If you can't say no because you have no other options, then you become a slave
to tyranny. Every time.

Slaves have no other options - do as the tyrant says or be murdered.

People who cant quit their job because they have nothing else lined up (or
haven't kept their skills sharp), have no other options : and will have to put
up with tyrannical bosses and stupid braindead businesses.

People who run up hundreds of thousands in debt and then have to work a job
they hate to pay for it have no other options.

You can have other options without having money, but money always gives you
the option of doing nothing - which is often the best option

------
CM30
Of course, having a high paid, high level role in a company or a decent amount
of money makes it much easier/more practical to say no.

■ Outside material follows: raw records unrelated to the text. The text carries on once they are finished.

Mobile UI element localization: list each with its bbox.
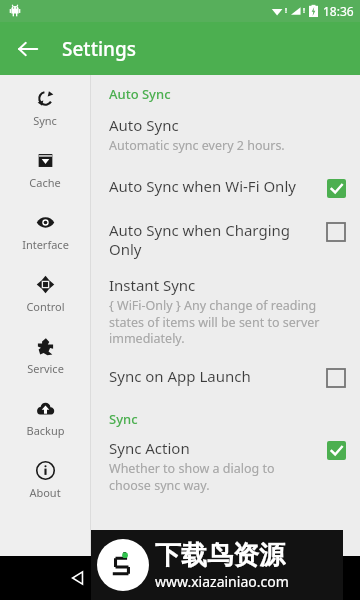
staticText: Cache [29, 175, 61, 190]
staticText: Sync on App Launch [109, 366, 251, 386]
staticText: Interface [22, 237, 69, 252]
staticText: Instant Sync [109, 275, 196, 295]
button[interactable]: Unchecked [326, 222, 346, 242]
button[interactable]: Back [70, 570, 86, 586]
staticText: www.xiazainiao.com [155, 572, 289, 591]
staticText: ! [303, 6, 305, 16]
button[interactable]: Checked [326, 178, 346, 198]
staticText: Service [27, 361, 64, 376]
staticText: Auto Sync [109, 85, 171, 103]
button[interactable]: About [0, 456, 90, 518]
button[interactable]: Service [0, 332, 90, 394]
button[interactable]: Unchecked [326, 368, 346, 388]
staticText: 18:36 [323, 3, 354, 19]
staticText: Settings [62, 36, 136, 62]
button[interactable]: Auto Sync when Charging Only [109, 220, 346, 259]
staticText: Whether to show a dialog to choose sync … [109, 460, 316, 493]
button[interactable]: Backup [0, 394, 90, 456]
staticText: Automatic sync every 2 hours. [109, 137, 285, 154]
button[interactable]: Sync [0, 84, 90, 146]
staticText: Auto Sync [109, 115, 179, 135]
staticText: Auto Sync when Wi-Fi Only [109, 176, 296, 196]
staticText: Sync Action [109, 438, 190, 458]
button[interactable]: Sync on App Launch [109, 366, 346, 388]
staticText: ! [285, 6, 287, 16]
staticText: Backup [26, 423, 65, 438]
button[interactable]: Checked [326, 440, 346, 460]
staticText: Control [26, 299, 65, 314]
staticText: About [29, 485, 61, 500]
button[interactable]: Navigate up [8, 29, 48, 69]
button[interactable]: Cache [0, 146, 90, 208]
staticText: Auto Sync when Charging Only [109, 220, 316, 259]
button[interactable]: Sync Action [109, 438, 346, 493]
staticText: 下载鸟资源 [155, 539, 285, 572]
button[interactable]: Instant Sync [109, 275, 346, 346]
button[interactable]: Auto Sync when Wi-Fi Only [109, 176, 346, 198]
button[interactable]: Control [0, 270, 90, 332]
button[interactable]: Auto Sync [109, 115, 346, 154]
staticText: Sync [109, 410, 138, 428]
staticText: Sync [33, 113, 57, 128]
button[interactable]: Interface [0, 208, 90, 270]
staticText: { WiFi-Only } Any change of reading stat… [109, 297, 346, 346]
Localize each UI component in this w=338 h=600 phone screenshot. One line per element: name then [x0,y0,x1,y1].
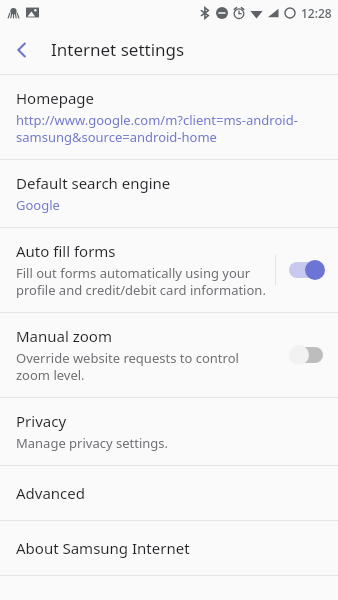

It might not work out too well if an office worker/retail employee/normal
employee spoke to others like Steve Jobs did, or flat out told their boss that
they won't be going to any meetings because they've got better uses for their
time.

------
CaptainZapp

      Freedom's just another word
      For nothing left to lose
    
      Kris Kristofferson

------
Emphere
Of course it's not 1:1 but having money can certainly make it much more easier
for you to say no aka "fuck you money"

------
koheripbal
These semantic debates represent the economic freedom to spend countless hours
having useless online semantic debates.

------
visarga
Not just the power to say no. Freedom = having choices. Always boils down to
what choices you have. Contentment is also an indicator of ample choice
availability.

------
nix23
>Freedom ≠ money. Freedom = the power to say no

Yes please tell me what freedom is for me...i love that freedom ;)

------
waihtis
Freedom = optionality

------
mc32
I though the power to say no proved free will.

------
Kednicma
It's interesting that I can tell that three of these are obsequious, but Jobs'
response of "please leave us alone" just begs for a no. Not just a no, but a
followup investigation.

Honestly, all four come across as snobby and entitled. Oh, you don't _want_ a
meeting? You don't _want_ to do your work? Tough shit, neither do the rest of
us.